Chinese car-maker Techrules also muscled its way into the conversation with the single-seat RenRS that features the company’s Turbine-Recharging Electric Vehicle (TREV) hybrid system.

In its most potent form, the all-wheel-drive RenRS combines two electric motors on the front axle and four at the rear with a diesel engine for total outputs of 960kW and 2340Nm.

This combination results in a triple-digit sprint time of 3.0s and a top speed of 330km/h, while 1170km of driving range is provided thanks to a 28.4kWh lithium-ion battery pack and an 80L fuel tank.

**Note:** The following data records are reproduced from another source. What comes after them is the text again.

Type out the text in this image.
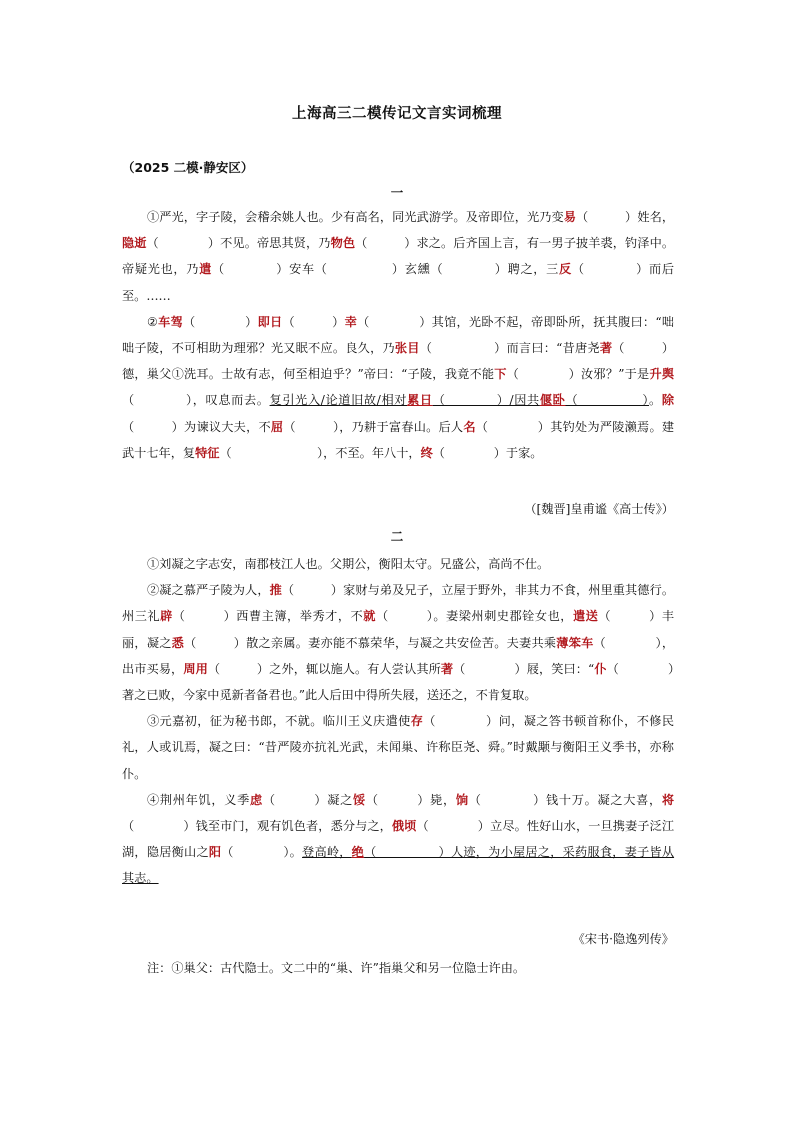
上海高三二模传记文言实词梳理
（2025 二模·静安区）
一

①严光，字子陵，会稽余姚人也。少有高名，同光武游学。及帝即位，光乃变易（　　　）姓名，隐逝（　　　　）不见。帝思其贤，乃物色（　　　）求之。后齐国上言，有一男子披羊裘，钓泽中。帝疑光也，乃遣（　　　　）安车（　　　　　）玄纁（　　　　）聘之，三反（　　　　）而后至。……

②车驾（　　　　）即日（　　　）幸（　　　　）其馆，光卧不起，帝即卧所，抚其腹曰：“咄咄子陵，不可相助为理邪？光又眠不应。良久，乃张目（　　　　　）而言曰：“昔唐尧著（　　　）德，巢父①洗耳。士故有志，何至相迫乎？”帝曰：“子陵，我竟不能下（　　　　）汝邪？”于是升舆（　　　　），叹息而去。复引光入/论道旧故/相对累日（　　　　）/因共偃卧（　　　　　）。除（　　　）为谏议大夫，不屈（　　　），乃耕于富春山。后人名（　　　　）其钓处为严陵濑焉。建武十七年，复特征（　　　　　　　），不至。年八十，终（　　　　）于家。

（[魏晋]皇甫谧《高士传》）
二

①刘凝之字志安，南郡枝江人也。父期公，衡阳太守。兄盛公，高尚不仕。

②凝之慕严子陵为人，推（　　　）家财与弟及兄子，立屋于野外，非其力不食，州里重其德行。州三礼辟（　　　）西曹主簿，举秀才，不就（　　　）。妻梁州刺史郡铨女也，遣送（　　　）丰丽，凝之悉（　　　）散之亲属。妻亦能不慕荣华，与凝之共安俭苦。夫妻共乘薄笨车（　　　　），出市买易，周用（　　　）之外，辄以施人。有人尝认其所著（　　　　）屐，笑曰：“仆（　　　　）著之已败，今家中觅新者备君也。”此人后田中得所失屐，送还之，不肯复取。

③元嘉初，征为秘书郎，不就。临川王义庆遣使存（　　　　）问，凝之答书顿首称仆，不修民礼，人或讥焉，凝之曰：“昔严陵亦抗礼光武，未闻巢、许称臣尧、舜。”时戴颙与衡阳王义季书，亦称仆。

④荆州年饥，义季虑（　　　）凝之馁（　　　）毙，饷（　　　　）钱十万。凝之大喜，将（　　　　）钱至市门，观有饥色者，悉分与之，俄顷（　　　　）立尽。性好山水，一旦携妻子泛江湖，隐居衡山之阳（　　　　）。登高岭，绝（　　　　　）人迹，为小屋居之，采药服食，妻子皆从其志。

《宋书·隐逸列传》
注：①巢父：古代隐士。文二中的“巢、许”指巢父和另一位隐士许由。
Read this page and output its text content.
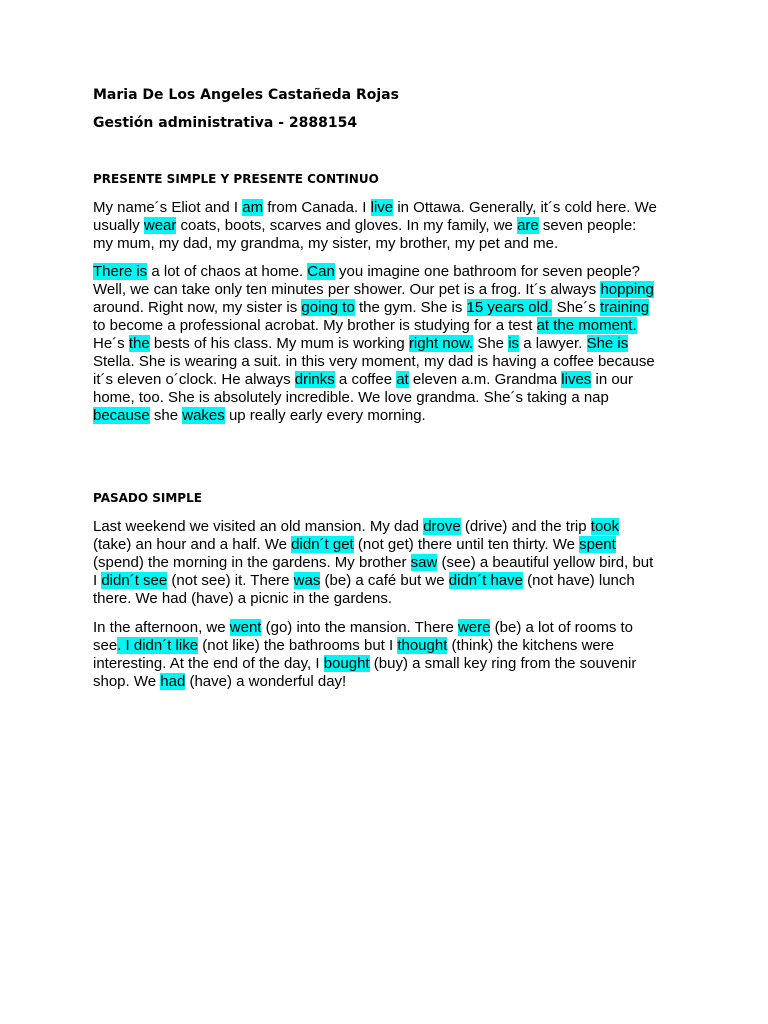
Maria De Los Angeles Castañeda Rojas

Gestión administrativa - 2888154

PRESENTE SIMPLE Y PRESENTE CONTINUO
My name´s Eliot and I am from Canada. I live in Ottawa. Generally, it´s cold here. We
usually wear coats, boots, scarves and gloves. In my family, we are seven people:
my mum, my dad, my grandma, my sister, my brother, my pet and me.
There is a lot of chaos at home. Can you imagine one bathroom for seven people?
Well, we can take only ten minutes per shower. Our pet is a frog. It´s always hopping
around. Right now, my sister is going to the gym. She is 15 years old. She´s training
to become a professional acrobat. My brother is studying for a test at the moment.
He´s the bests of his class. My mum is working right now. She is a lawyer. She is
Stella. She is wearing a suit. in this very moment, my dad is having a coffee because
it´s eleven o´clock. He always drinks a coffee at eleven a.m. Grandma lives in our
home, too. She is absolutely incredible. We love grandma. She´s taking a nap
because she wakes up really early every morning.
PASADO SIMPLE
Last weekend we visited an old mansion. My dad drove (drive) and the trip took
(take) an hour and a half. We didn´t get (not get) there until ten thirty. We spent
(spend) the morning in the gardens. My brother saw (see) a beautiful yellow bird, but
I didn´t see (not see) it. There was (be) a café but we didn´t have (not have) lunch
there. We had (have) a picnic in the gardens.
In the afternoon, we went (go) into the mansion. There were (be) a lot of rooms to
see. I didn´t like (not like) the bathrooms but I thought (think) the kitchens were
interesting. At the end of the day, I bought (buy) a small key ring from the souvenir
shop. We had (have) a wonderful day!
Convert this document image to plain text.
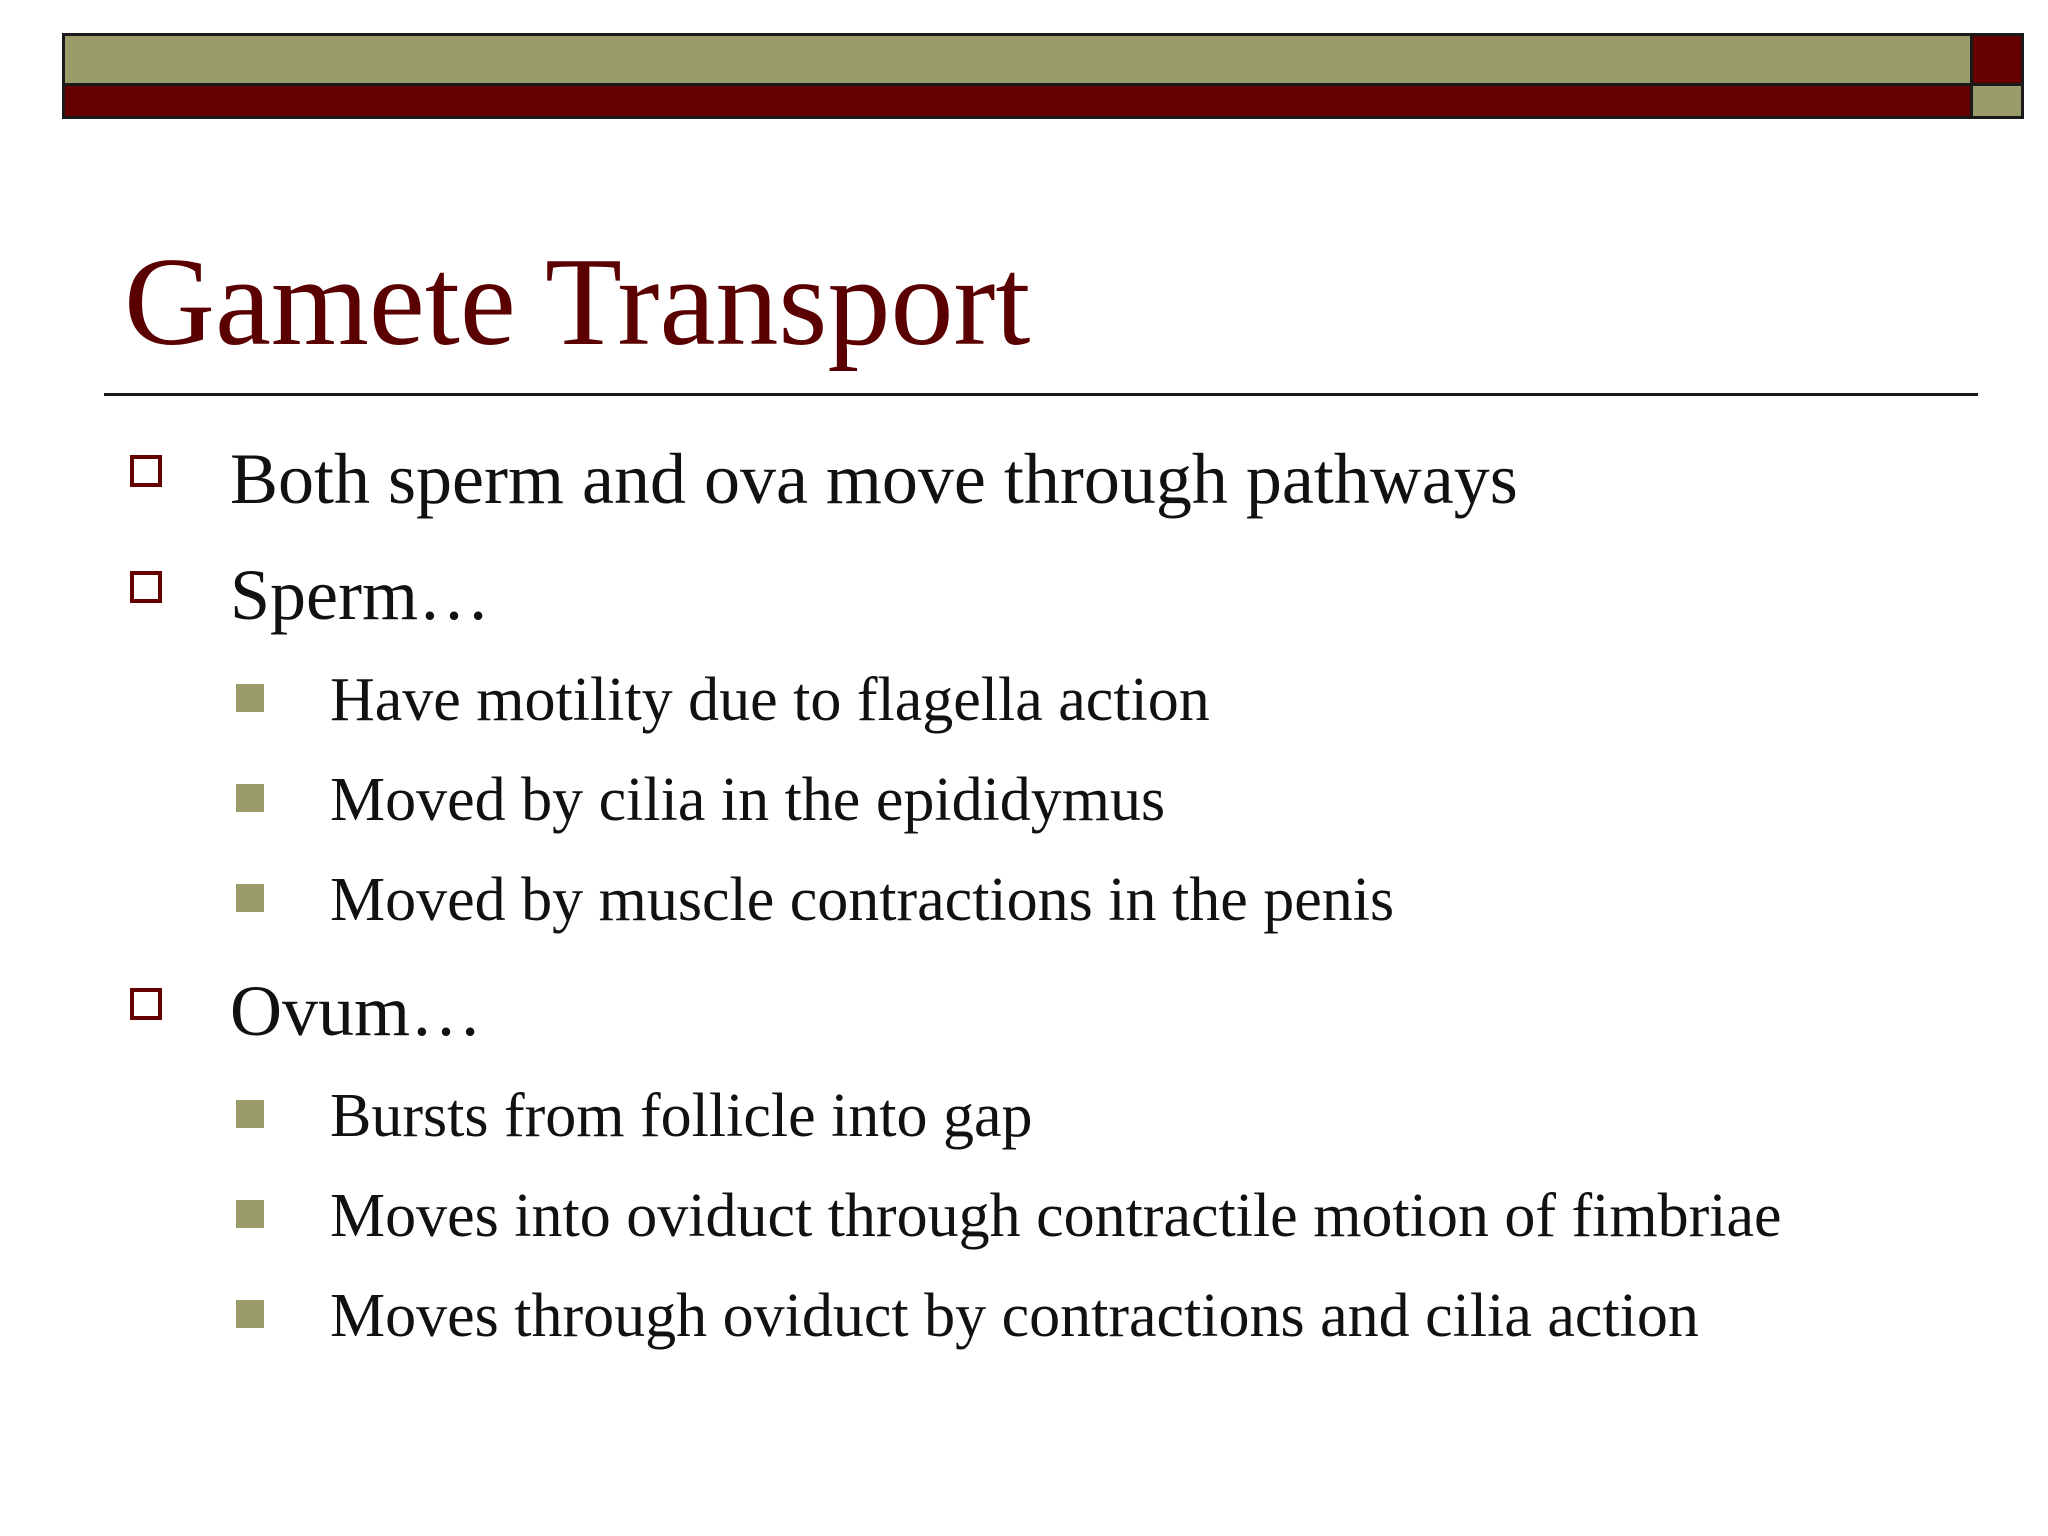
Gamete Transport
Both sperm and ova move through pathways
Sperm…
Have motility due to flagella action
Moved by cilia in the epididymus
Moved by muscle contractions in the penis
Ovum…
Bursts from follicle into gap
Moves into oviduct through contractile motion of fimbriae
Moves through oviduct by contractions and cilia action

Meanwhile, Italian automotive design studio Pininfarina partnered with China-based Hybrid Kinetic Group to deliver the HK GT, a pure-electric Gran Turismo model that can be paired with the choice of three range-extenders – either a micro-turbine generator, a hydrogen fuel-cell or a internal-combustion engine.

Four electric motors combine for a total power output of more than 800kW, which allows a dash from standstill to 100km/h in 2.7s, on the way to terminal velocity of 350km/h.

A trick torque vectoring system assists in sending drive to all four wheels via a two-speed automatic transmission, while a 38kWh battery pack offers more than 160km of pure-electric driving range, or more than 1000km when a range-extender is used.

While these lesser-known manufacturers made noise with their new supercars, stalwart McLaren took its recently unveiled Senna and dialled performance up to 11 to create the track-only Senna GTR.

Limited to 75 units, the Senna GTR is set to post the quickest lap times yet for a McLaren model, excluding the Formula One racecar, thanks to its uprated 4.0-litre twin-turbocharged V8 petrol engine.

The British car-maker is keeping power and torque outputs under wraps, but improvements over the ‘regular’ Senna’s 588kW and 800Nm are promised – including a goal of more than 607kW.

A motorsport racing-inspired automatic transmission, a revised double-wishbone suspension, slick Pirelli tyres and up to 1000kg of downforce ensure the Senna GTR will be a formidable beast on track days.

Furthermore, McLaren rolled out another bespoke special from its MSO customisation division, this time taking the 720S and adding Atlantic Blue paintwork, Saddle Tan leather upholstery with contrasting Slate Grey stitching, and Carbon Black leather and Grey Alcantara interior accents.

Fellow British marque Morgan farewelled its Aero 8 with the racing-inspired Aero GT, which is restricted to eight examples – all of which have already been sold.

Visual changes extend to restyling wing impression and louvres as well as an optional carbon-fibre hard-top with a rearward-facing roof vent that improves the Aero GT’s drag coefficient.

A 4.8-litre naturally aspirated V8 petrol engine from BMW is mated to a six-speed manual gearbox, producing 270kW and 490Nm for a triple-digit sprint time of 4.5s and a top speed of 273km/h.

This same combination is also used by the Plus 8 50th Anniversary, also revealed by Morgan, which will be the final Plus 8 variant to feature the aforementioned BMW powertrain due to Europe’s new, tighter emissions standards.